In his speech on Monday, Mr. Farage confirmed that a second parliamentary inquiry was underway following reports that he received undisclosed gifts and support from a close ally, George Cottrell, who served eight months in prison in the United States for wire fraud.
According to The Times of London, the case at the center of the police investigation it reported this week involves two donations made by Fiona Cottrell, Mr. Cottrell’s mother. The two payments of £250,000 from Ms. Cottrell were made to Reform before the 2024 general election on July 4. The first was logged on May 9 of that year and the second on May 29, according to records published by the Electoral Commission.

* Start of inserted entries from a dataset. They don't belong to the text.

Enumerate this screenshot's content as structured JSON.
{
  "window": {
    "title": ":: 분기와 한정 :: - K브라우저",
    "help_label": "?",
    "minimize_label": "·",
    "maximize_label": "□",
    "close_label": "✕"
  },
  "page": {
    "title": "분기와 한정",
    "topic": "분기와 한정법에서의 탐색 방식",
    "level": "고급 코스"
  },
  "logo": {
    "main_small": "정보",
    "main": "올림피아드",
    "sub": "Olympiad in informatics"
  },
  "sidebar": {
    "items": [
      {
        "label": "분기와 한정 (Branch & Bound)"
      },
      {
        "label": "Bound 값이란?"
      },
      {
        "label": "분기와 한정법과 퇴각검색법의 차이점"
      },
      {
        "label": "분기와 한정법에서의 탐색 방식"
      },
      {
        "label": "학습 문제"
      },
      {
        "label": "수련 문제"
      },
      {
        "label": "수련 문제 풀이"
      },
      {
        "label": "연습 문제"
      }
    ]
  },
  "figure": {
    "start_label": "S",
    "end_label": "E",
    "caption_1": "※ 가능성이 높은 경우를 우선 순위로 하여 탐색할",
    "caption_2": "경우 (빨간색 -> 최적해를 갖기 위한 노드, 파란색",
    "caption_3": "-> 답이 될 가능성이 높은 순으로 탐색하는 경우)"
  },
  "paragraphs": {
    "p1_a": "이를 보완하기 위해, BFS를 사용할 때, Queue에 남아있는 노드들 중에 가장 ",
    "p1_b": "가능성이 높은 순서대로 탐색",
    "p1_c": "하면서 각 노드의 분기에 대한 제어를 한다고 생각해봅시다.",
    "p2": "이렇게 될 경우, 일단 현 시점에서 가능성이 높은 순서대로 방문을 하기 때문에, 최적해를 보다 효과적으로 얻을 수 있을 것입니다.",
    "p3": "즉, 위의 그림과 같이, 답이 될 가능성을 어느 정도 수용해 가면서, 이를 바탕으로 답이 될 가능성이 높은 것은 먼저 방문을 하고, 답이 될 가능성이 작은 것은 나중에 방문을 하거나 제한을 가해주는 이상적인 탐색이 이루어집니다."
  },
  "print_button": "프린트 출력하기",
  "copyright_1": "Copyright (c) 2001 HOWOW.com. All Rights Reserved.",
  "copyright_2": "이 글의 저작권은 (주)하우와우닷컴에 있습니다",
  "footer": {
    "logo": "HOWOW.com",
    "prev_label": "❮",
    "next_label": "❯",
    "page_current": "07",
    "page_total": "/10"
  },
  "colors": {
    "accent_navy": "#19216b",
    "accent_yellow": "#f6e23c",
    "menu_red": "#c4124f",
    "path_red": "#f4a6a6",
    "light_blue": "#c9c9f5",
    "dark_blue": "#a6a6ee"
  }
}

The Times of London said that Ms. Cottrell had “refused to address any questions about her financial contributions for more than a year.” The New York Times was unable to reach her on Friday.
The revelations over the financing of Reform U.K. come at a time of transition in British politics with Andy Burnham, the former mayor of Greater Manchester, on the brink of succeeding Prime Minister Keir Starmer.
Since nominations for the leadership of the governing Labour Party opened on Thursday, Mr. Burnham has received the support of 322 of the party’s 403 national lawmakers, making it all but certain that he will become its leader and therefore prime minister. Any rival candidate would require the support of every single other Labour member of Parliament to run.
Under the timetable now expected, Mr. Burnham would be declared Labour leader at the end of next week and formally become prime minister on July 20.
The special election that Mr. Farage has precipitated in Clacton will take place on Aug. 13, the local municipality announced on Friday.
Mr. Farage had promised a “people versus the establishment” vote but that framing has been dealt a blow by the other main parties, which have dismissed the contest as a gimmick and announced they will not run candidates.
While Mr. Farage is highly likely to be re-elected, any victory would be over several novelty candidates, most prominently one who wears a trash-can-themed costume and uses the name Count Binface.